Braunewell is located in the village of Essenheim, not far from Nierstein in the Rheinhessen hinterlands. Just 12km southwest of Mainz, Essenheim is in the Setztal, an area just south of the Rhein, which is marked by a persistent wind, and just 8km south of the Rhein river. Driving up from the south, one can see that Essenheim is home to steep and imposing a hillside, jutting out from the generally rolling landscape. The estate is a family run enterprise, with 27 hectares, operating with wisdom, sentiment and competence. The family is serious about what they do, making wines with care and craftsmanship – it’s not a an estate run by amateurs. Braunewell is contemporary, but not “modern”; it has soul and character. In general, the soils are very unusual for Rheinhessen; limestone and limey marl and loess, and only a little clay. Stefan Braunewell and his brother Christian, the third generation at estate, aim to produce wines that are “salty and quivering,” and “less relaxed” than many Rheinhesen wines.

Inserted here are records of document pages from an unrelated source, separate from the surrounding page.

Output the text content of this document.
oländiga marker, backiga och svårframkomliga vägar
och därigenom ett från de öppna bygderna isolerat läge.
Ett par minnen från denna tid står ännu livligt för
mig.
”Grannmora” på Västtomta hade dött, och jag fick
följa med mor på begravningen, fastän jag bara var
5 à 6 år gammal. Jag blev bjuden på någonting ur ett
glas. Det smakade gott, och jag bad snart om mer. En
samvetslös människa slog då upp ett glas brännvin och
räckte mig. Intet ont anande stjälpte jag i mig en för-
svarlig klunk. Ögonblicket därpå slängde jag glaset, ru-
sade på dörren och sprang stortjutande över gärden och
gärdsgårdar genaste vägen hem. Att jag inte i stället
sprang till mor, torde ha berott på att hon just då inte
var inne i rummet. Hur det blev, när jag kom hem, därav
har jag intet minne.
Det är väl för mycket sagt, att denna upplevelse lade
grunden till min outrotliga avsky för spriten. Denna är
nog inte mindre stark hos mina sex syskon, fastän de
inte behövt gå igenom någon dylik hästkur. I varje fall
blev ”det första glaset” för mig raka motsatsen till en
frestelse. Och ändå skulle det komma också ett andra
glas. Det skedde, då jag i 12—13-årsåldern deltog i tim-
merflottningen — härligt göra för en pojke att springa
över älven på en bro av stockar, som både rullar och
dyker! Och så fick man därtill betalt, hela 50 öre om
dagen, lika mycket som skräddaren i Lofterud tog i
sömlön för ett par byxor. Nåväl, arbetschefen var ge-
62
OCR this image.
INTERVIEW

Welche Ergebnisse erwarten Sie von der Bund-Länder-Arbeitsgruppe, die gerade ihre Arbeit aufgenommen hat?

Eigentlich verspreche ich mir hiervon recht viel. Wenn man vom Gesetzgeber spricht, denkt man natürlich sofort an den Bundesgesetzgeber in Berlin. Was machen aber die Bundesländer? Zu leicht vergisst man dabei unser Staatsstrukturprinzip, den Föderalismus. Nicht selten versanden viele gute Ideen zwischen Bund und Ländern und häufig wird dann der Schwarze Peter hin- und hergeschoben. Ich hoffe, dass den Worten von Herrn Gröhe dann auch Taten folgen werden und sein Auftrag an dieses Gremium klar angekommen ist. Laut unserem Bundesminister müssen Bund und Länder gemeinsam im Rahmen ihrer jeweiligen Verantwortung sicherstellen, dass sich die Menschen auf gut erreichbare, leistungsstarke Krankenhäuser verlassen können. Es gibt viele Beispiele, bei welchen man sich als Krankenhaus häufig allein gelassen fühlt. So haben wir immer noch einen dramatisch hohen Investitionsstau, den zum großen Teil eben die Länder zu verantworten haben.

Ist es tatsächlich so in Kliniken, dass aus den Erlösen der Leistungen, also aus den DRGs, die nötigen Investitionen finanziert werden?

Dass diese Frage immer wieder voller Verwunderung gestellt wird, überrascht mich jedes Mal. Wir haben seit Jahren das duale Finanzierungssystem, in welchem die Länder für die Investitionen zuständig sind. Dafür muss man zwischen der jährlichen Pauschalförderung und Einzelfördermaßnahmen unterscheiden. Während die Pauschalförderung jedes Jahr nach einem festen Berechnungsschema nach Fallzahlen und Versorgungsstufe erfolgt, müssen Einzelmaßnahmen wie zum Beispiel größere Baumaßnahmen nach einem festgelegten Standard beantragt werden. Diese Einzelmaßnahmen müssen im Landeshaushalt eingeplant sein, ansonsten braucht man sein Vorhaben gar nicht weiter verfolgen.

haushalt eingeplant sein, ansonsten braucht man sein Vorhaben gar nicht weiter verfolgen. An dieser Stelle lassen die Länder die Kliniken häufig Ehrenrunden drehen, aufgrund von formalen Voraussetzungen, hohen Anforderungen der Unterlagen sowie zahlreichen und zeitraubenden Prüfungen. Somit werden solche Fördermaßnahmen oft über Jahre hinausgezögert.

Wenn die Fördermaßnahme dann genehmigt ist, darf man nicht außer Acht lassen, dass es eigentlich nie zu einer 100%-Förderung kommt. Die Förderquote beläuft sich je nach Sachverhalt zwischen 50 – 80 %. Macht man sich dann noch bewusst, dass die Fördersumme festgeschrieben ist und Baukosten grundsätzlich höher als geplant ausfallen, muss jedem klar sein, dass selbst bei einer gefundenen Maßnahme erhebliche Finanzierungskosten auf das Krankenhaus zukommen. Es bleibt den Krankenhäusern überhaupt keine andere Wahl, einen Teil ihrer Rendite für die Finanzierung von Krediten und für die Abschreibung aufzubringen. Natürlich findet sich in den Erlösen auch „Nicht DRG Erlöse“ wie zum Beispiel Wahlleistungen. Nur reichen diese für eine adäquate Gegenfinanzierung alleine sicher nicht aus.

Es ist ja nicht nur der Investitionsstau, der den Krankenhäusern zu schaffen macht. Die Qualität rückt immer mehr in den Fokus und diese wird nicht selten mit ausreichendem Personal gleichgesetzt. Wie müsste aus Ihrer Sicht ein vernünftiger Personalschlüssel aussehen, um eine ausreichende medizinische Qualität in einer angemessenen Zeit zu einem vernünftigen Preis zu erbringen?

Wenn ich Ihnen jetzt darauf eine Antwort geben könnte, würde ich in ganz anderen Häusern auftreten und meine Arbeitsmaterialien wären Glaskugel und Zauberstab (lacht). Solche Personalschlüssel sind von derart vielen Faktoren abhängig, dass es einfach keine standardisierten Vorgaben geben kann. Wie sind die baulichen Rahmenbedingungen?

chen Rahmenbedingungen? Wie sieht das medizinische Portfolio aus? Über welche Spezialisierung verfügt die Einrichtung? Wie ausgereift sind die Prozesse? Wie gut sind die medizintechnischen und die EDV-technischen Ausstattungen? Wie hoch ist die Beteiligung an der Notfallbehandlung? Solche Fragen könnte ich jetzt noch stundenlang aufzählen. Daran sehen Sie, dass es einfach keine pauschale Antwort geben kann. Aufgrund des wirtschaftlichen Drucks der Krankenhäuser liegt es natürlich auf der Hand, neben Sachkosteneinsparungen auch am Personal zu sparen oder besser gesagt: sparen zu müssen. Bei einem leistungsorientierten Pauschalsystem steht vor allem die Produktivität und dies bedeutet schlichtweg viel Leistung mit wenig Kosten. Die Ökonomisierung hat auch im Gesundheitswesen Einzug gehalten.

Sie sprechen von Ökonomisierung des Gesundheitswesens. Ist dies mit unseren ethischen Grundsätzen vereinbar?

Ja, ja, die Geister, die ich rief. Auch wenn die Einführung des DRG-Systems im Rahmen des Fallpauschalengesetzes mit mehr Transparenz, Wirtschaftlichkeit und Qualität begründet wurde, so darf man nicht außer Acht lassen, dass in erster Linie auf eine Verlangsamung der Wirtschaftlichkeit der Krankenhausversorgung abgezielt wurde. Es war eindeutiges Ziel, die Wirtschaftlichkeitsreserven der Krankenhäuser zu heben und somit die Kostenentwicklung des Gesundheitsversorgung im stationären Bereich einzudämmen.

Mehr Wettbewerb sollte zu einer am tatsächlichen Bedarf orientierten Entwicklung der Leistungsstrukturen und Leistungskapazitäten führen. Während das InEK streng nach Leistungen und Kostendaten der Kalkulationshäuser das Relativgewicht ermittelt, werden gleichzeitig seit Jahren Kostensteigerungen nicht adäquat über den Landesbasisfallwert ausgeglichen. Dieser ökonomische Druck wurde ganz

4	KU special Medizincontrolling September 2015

To the east of the village, Teufelspfad is an extraordinarily varied vineyard site and different varieties are favored, based on the parcel and soils. Riesling is grown mainly in two parcels “Zu Morruff” and “Am Klopp”, which have Terra Fusca, the limestone rich soils most commonly found in the Mediterranean. These parcels are steep (30%) and allow for good drainage, perfectly suited to Riesling. Further down the slope are calcareous parcels “Am Stadeckerweg” , “Am Millesand” and “Am Teifelspfad”, where Pinot Noir and Pinot Gris are planted. To the west, are “Im Brinkel” and “Am Holler”, where Pinot Noir is also planted, producing stronger and more powerful Pinot. To the south is “Reitenberg”, again with a 30% incline and loess and sandstone soils, where Riesling again is favored.
Blume is of the most famous locations in the northern Selztal, the name of this area, which takes it’s name the village just to the west of Essenheim. Blum is named for the parcel “In der Blum”, but the etymology here isn’t known. The wines do carry a certain floral aroma, but Braunewell isn’t convinced that this is the sole reason for the name. The soil is characterized by strong, tertiary marl with a high proportion of fossil bearing limestone here. The site was too steep for tractors, so to make working the vineyard easier, terraces were created. Blume is planted mostly to Riesling and Pinot Noir which express the mineral and fresh side of these varieties.